Avis |  Comment Poutine a joué ses cartes énergétiques

Au niveau plus macro, nous nous félicitons tous encore pour l’unité que cette crise a apportée à la fois en Europe et dans la communauté transatlantique. Mais il y a de petits clivages qui émergent, entre les pays d’Europe de l’Est et les pays d’Europe de l’Ouest, les pays d’Europe de l’Est – les pays baltes et la Pologne – disant, pourquoi êtes-vous si lents ? Pourquoi n’êtes-vous pas plus dur avec la Russie ? Et des pays comme l’Allemagne disaient, regardez, si nous coupons le gaz, c’est 400 000 emplois allemands perdus.

Du côté transatlantique, nous pourrions entrer dans une nouvelle période. Je pense qu’à mesure que cela progresse et que l’Europe en supporte de plus en plus les coûts, les États-Unis cherchant à en être de plus en plus le bénéficiaire — en raison des énormes quantités de gaz naturel qu’ils vendront à l’Europe — que nous sera plus dur avec la Russie que les Européens ne le seront. Et s’il y a une négociation, les États-Unis voudront maintenir les sanctions plus longtemps que les Européens ne le voudront.

La Commission européenne a récemment publié une proposition pour l’Europe de réduire sa dépendance au gaz russe de deux tiers d’ici la fin de cette année. Est-ce plausible, selon vous ? Quand j’ai vu ces chiffres, j’ai pensé, premièrement, deux tiers est un terrible beaucoup à couper, et deuxièmement, cela laisse encore un tiers, ce qui est encore beaucoup de levier, surtout à la fin de l’année avant l’hiver.

BORDOFF : Je pense que c’est un objectif très ambitieux. Ce sera difficile à réaliser. Et si l’approvisionnement en gaz russe était coupé d’ici la fin de l’année, je pense que ce serait plus douloureux économiquement que certains ne le reconnaissent. Vous parleriez de la nécessité de faire des plans sur la façon de rationner l’énergie. Les gouvernements devraient avoir ces conversations maintenant – et ils le font.

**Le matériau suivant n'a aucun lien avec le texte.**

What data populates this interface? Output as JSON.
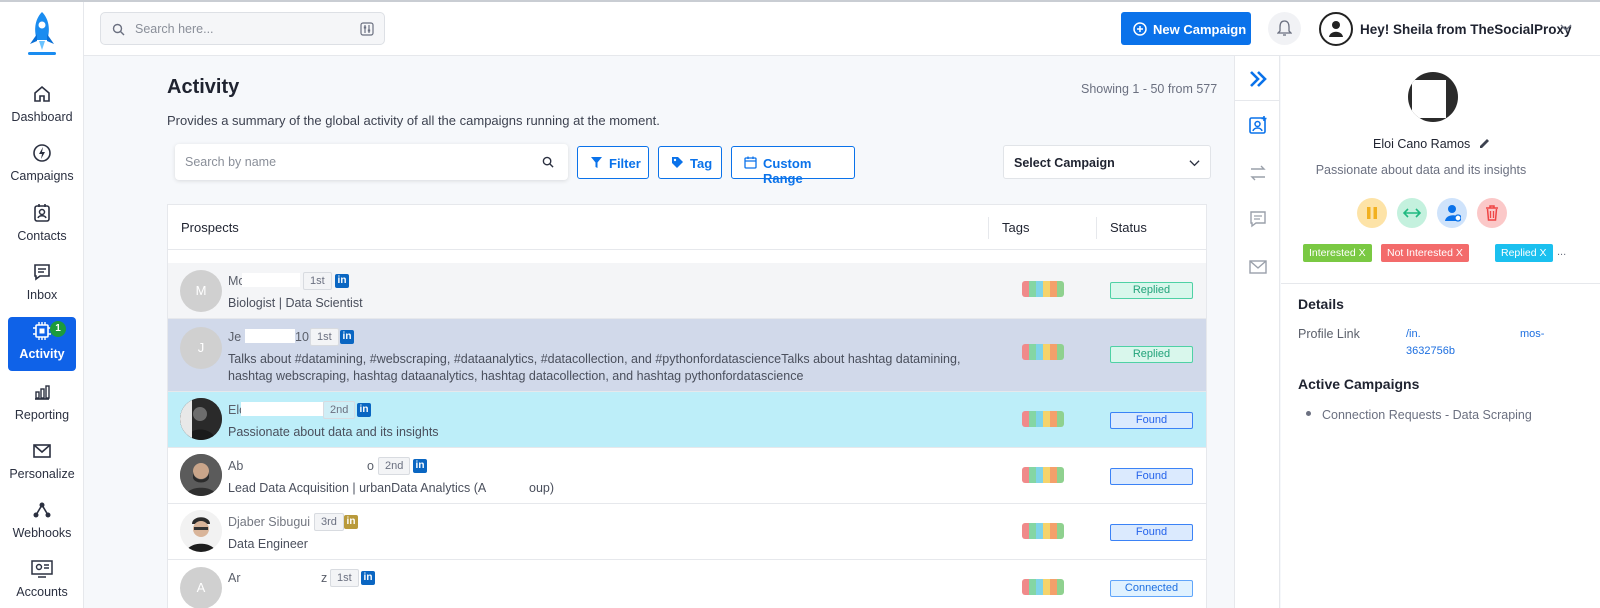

La deuxième chose que je dirais, c’est que la moitié de cette réduction des deux tiers est censée provenir des importations de gaz naturel liquide. Et il n’y a pas beaucoup de GNL supplémentaire que vous pouvez en quelque sorte augmenter et mettre sur le marché. Donc, s’il arrive en Europe, il ne va pas ailleurs. C’est pourquoi la Chine prévoit d’augmenter la production de charbon de 300 millions de tonnes, et les prix du charbon sont déjà à des niveaux incroyablement élevés. Et l’Asie va utiliser plus de charbon, et les marchés émergents et les économies en développement ont vraiment du mal à survivre à l’été chaud, aggravé, comme votre livre nous l’a rappelé, par le changement climatique. En règle générale, ils comptent sur du charbon bon marché pour cela, mais il n’y a plus de charbon bon marché, et tout cela alimente la crise alimentaire et tout le reste. Donc, ces choses sont toutes en quelque sorte liées entre elles de manière vraiment inquiétante.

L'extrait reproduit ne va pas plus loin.